7. Licence holder shall submit statement of export within three months from the expiry of block year duly certified by a Chartered Accountant and concerned Bank
to the Licensing Authority. He shall also submit yearly performance of exports in electronics format.
xxxx xxxx xxxx xxxx
10. This licence will be operative as per provisions of the exim policy and Hand Book of Procedures 2004- 2009 or any other law /provision time being in force
11. The licencee shall have to fulfill export obligation as per Para 5.8 of H.B. 2004-2009."
17. It is apparent from the above that Holoflexwas required to submit the statement of export within three months of the expiry of the block year duly certified by a Chartered Accountant and concerned Bank. Holoflex was also required to submit yearly performance of export in electronics format. Admittedly, Holoflex had failed to do so.
18. Further, it was also necessary that Holoflex‟s name and the EPCG license be indicated on the shipping bills/Bills of Export.
19. The petitioner was also required to follow the Handbook of Procedures which expressly required the petitioner to submit Bill of Exports as issued under Rule 30 of the Special Economic Zone Rules, 2006. Sub Clauses (3), (6) and (9) of Rule 30 of the said Rules are set out below:
" (3) The goods procured by a Unit or Developer under claim of export entitlements shall be allowed admission into the Special Economic Zone on the basis of ARE-1
and a Bill of Export filed by the supplier or on his behalf by the Unit or Developer and which is assessed by the Authorised Officer before arrival of the goods:
Provided that if the goods arrive before a Bill of Export has been filed and assessed, the same shall be kept in an area designated for this purpose by the Specified Officer and shall be released to the Unit or Developer only after completion of the assessment of the Bill of Export.
**** **** **** **** (6) The Bill of Export shall be assessed in accordance with
the instructions and procedures, including examination norms, laid down by the Department of Revenue as applicable to export goods:
Provided that at the time of assessment, it shall be specifically examined whether the goods are required for the authorized operations by the Unit or Developer, with reference to the Letter of Approval or the list of goods approved by the Approval Committee for the Developer.
**** **** **** **** (9) A copy of the Bill of Export and ARE-1 with an
endorsement of the Authorised Officer that the goods have been admitted in full in the Special Economic Zone, shall be treated as proof of export.

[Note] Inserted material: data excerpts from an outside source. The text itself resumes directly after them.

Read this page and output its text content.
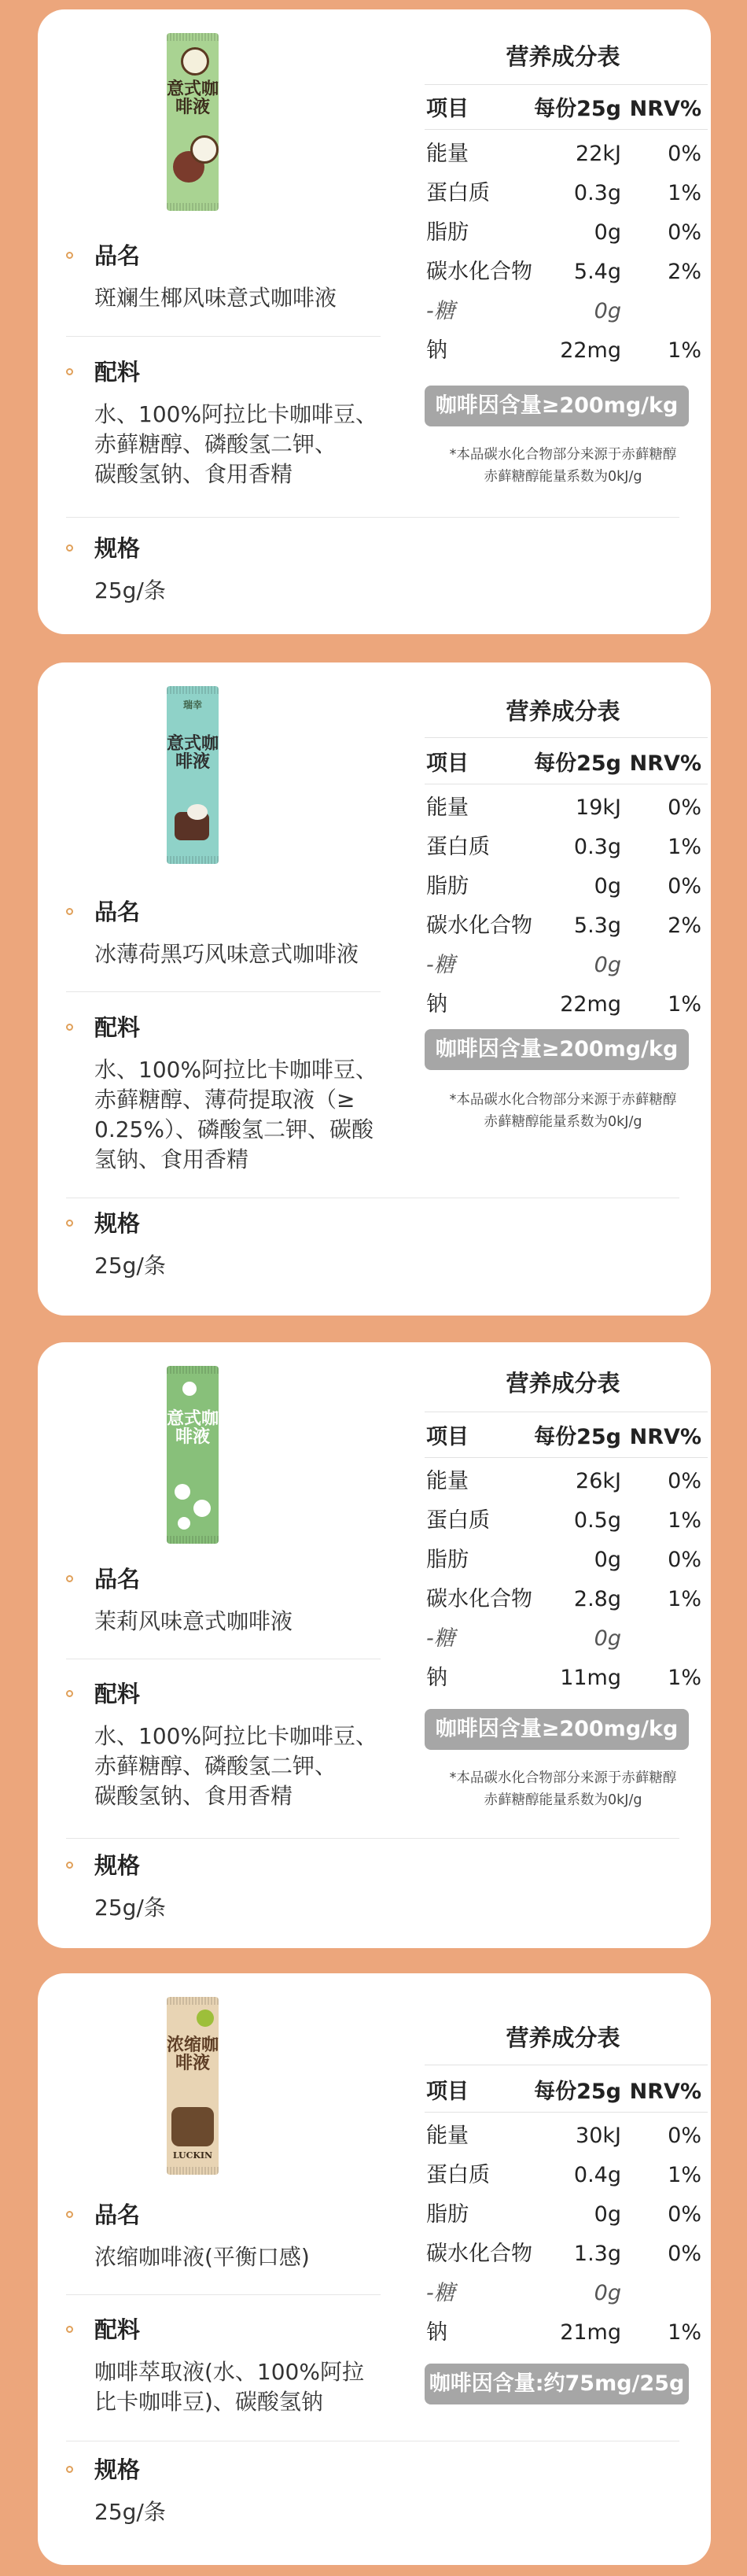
意式咖啡液
品名
斑斓生椰风味意式咖啡液
配料
水、100%阿拉比卡咖啡豆、
赤藓糖醇、磷酸氢二钾、
碳酸氢钠、食用香精
规格
25g/条
营养成分表
项目	每份25g NRV%
能量	22kJ 0%
蛋白质	0.3g 1%
脂肪	0g 0%
碳水化合物 5.4g 2%
-糖	0g
钠	22mg 1%
咖啡因含量≥200mg/kg
*本品碳水化合物部分来源于赤藓糖醇
赤藓糖醇能量系数为0kJ/g
瑞幸
意式咖啡液
品名
冰薄荷黑巧风味意式咖啡液
配料
水、100%阿拉比卡咖啡豆、
赤藓糖醇、薄荷提取液（≥
0.25%）、磷酸氢二钾、碳酸
氢钠、食用香精
规格
25g/条
营养成分表
项目	每份25g NRV%
能量	19kJ 0%
蛋白质	0.3g 1%
脂肪	0g 0%
碳水化合物 5.3g 2%
-糖	0g
钠	22mg 1%
咖啡因含量≥200mg/kg
*本品碳水化合物部分来源于赤藓糖醇
赤藓糖醇能量系数为0kJ/g
意式咖啡液
品名
茉莉风味意式咖啡液
配料
水、100%阿拉比卡咖啡豆、
赤藓糖醇、磷酸氢二钾、
碳酸氢钠、食用香精
规格
25g/条
营养成分表
项目	每份25g NRV%
能量	26kJ 0%
蛋白质	0.5g 1%
脂肪	0g 0%
碳水化合物 2.8g 1%
-糖	0g
钠	11mg 1%
咖啡因含量≥200mg/kg
*本品碳水化合物部分来源于赤藓糖醇
赤藓糖醇能量系数为0kJ/g
浓缩咖啡液
LUCKIN
品名
浓缩咖啡液(平衡口感)
配料
咖啡萃取液(水、100%阿拉
比卡咖啡豆)、碳酸氢钠
规格
25g/条
营养成分表
项目	每份25g NRV%
能量	30kJ 0%
蛋白质	0.4g 1%
脂肪	0g 0%
碳水化合物 1.3g 0%
-糖	0g
钠	21mg 1%
咖啡因含量:约75mg/25g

20. It is seen in the present case that the petitioner had not provided the documents as required.
21. It is also relevant to note that in terms of Rule 30 of the Special Economic Zone Rules, 2006, the goods supplied to an SEZ Unit are required to be inspected prior to the issue of Bill of Exports. Filing of Bill of Exports is not a mere formality but serves as a valuable check for ensuring that the goods deemed to have been exported are in fact received by the SEZ Unit and are accounted as Deemed Exports. In the present case, the petitioner had merely filed only Form I which was issued for the purposes of Central Sales Tax Act.
22. In view of the above, the impugned decision cannot be faulted.
23. The decision in the case of Larsen and Toubro (supra) was rendered in a completely different factual matrix. In that case, the necessary documents duly certified by the authorities under the SEZ had been furnished. The Central Excise Authorities had also certified the supply of goods. ARE-1 forms, which were duly certified by the concerned authorities, had also been furnished. The application for EODC was also filed within time.
24. The contention that the respondents have ignored the shipping bills for physical exports was not one of the grounds urged by the petitioner in the appeal or the review filed by Holoflex. There is also little material on record to show that shipping bills conforming to the requirements, that is, stating the name of petitioner no.1 as well as EPCG license, were submitted. The present petition also lacks the
necessary pleadings in this regard. In the circumstances, this Court does not consider it apposite to entertain this controversy.
25. In view of the above, no relief can be granted to the petitioner.
26. The petition is, accordingly, dismissed.